As we’ve discussed, alcohol use for teens can mess up your brain, your body, and your social world. It’s important too to discuss legal issues associated with drinking. Remember, it is ILLEGAL for anyone under the age of 21 to purchase or consume alcohol. If you get caught drinking, you could get into serious legal trouble. If you get pulled over for drunk driving – driving under the influence (DUI) or driving while intoxicated (DWI), you may get a lot more than you bargained for when you started drinking – a criminal record, jail time, driver’s license restrictions, or large fines.
It is important to talk about alcohol use with your family and your physician. It may not be affecting you personally, but maybe a friend or family member. Alcohol’s effects can reach far beyond the person who’s downing the beer. As you get through your teens and early 20s, you need to learn how to keep yourself safe. When it comes to drinking, no alcohol may be the best option.

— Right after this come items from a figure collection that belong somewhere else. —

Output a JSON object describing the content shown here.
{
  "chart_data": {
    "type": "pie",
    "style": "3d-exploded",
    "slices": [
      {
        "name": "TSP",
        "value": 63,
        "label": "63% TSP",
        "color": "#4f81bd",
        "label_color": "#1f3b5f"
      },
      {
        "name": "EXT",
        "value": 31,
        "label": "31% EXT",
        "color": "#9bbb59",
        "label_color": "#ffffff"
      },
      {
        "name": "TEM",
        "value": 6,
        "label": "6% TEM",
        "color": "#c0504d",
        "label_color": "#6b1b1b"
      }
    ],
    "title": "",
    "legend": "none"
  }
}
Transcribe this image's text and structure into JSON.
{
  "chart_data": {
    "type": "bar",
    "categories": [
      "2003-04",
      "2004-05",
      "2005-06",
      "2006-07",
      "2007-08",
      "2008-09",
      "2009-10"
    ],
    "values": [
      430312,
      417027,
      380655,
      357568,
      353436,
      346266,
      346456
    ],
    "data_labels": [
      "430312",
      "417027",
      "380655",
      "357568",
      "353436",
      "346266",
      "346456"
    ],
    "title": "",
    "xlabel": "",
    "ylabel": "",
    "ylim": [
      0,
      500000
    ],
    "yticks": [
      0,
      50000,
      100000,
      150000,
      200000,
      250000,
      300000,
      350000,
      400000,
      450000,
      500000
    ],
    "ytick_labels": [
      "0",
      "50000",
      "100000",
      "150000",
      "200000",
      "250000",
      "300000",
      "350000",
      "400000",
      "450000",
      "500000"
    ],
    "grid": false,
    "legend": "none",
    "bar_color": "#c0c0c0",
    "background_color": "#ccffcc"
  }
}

If you are ever wondering whether you or someone you care about has a problem with alcohol, ask yourself a few questions:
- Have you ever forgotten what happened while you were drinking?

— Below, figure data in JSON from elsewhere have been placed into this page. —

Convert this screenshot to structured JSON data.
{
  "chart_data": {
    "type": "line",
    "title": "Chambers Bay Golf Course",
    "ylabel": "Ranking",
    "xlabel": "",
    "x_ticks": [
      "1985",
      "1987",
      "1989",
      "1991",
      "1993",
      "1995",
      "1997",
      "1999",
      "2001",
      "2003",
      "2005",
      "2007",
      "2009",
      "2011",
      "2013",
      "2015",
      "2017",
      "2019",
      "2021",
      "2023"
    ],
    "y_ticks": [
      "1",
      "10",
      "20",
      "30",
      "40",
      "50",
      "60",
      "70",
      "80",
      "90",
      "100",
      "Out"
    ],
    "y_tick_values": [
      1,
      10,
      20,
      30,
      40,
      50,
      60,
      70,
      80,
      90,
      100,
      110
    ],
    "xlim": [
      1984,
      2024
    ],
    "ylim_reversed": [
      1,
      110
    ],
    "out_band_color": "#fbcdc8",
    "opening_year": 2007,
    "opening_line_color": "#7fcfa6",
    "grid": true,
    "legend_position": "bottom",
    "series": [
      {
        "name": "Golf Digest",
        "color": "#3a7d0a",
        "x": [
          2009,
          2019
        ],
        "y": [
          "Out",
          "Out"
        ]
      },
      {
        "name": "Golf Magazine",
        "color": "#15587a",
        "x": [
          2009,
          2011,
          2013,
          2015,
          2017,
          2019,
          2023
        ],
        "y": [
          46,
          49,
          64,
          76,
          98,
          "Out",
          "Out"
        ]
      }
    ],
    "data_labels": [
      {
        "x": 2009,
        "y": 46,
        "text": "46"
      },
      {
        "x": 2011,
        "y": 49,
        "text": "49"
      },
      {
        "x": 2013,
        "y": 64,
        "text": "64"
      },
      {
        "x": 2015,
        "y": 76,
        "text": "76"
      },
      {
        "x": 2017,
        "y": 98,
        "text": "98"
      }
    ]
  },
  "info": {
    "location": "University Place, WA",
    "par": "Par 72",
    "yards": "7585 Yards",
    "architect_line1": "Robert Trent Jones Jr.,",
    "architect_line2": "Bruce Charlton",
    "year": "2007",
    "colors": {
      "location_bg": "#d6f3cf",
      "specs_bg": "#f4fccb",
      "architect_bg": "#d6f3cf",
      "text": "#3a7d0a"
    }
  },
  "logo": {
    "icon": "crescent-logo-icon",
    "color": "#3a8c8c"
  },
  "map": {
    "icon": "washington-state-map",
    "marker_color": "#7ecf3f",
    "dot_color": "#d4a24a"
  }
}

- Have you ever gotten into a fight, hurt yourself, or done something you later regretted because of drinking?
- Have you ever gotten into trouble with the police while drinking?
- Have you ever driven a car after you were drinking?
- Have you ever missed school or work because you were hungover?
- Do you drink by yourself?
- Do you feel like you need to drink in order to have fun?
- Do you go to parties or social events just because you know there’s going to be alcohol there?
- Is drinking constantly on your mind?
- Do you ever feel like you need to drink in order to have fun?
If you answer yes to one or more of these questions, you or the person you care about may have a drinking problem, and you should speak with your physician, parent/guardian, or another trusted adult about getting help.
There are a few places you can go for help and support:
- A counselor – Legacy has an addiction services team that can help you or a loved one overcome an alcohol use disorder
- Alcoholics Anonymous – a group of individuals who come together to help each other solve their problems with alcohol and achieve sobriety
- You can call:
- Alcohol and Drug Helpline 800-527-5344
- National Council on Alcoholism and Drug Dependence: 800-622-2255
- National Drug and Alcohol Treatment Referral Routing Service: 800-662-4357
There are a few emergency situations where you should let someone know sooner rather than later:
- Is someone demonstrating signs of alcohol poisoning? Call 911 immediately. Do not leave an unconscious person alone
- Never get in the car to drive if you have been drinking, or get a ride from someone who has been drinking. Use a ride-share app, call a trusted adult, or just stay put!
Remember, you can share any of the information you learned in this section with other people! Spread the word about alcohol use – the good, the bad, and the ugly. You can help keep yourself and others safe in a world where we have normalized drinking and may not know the truth about it.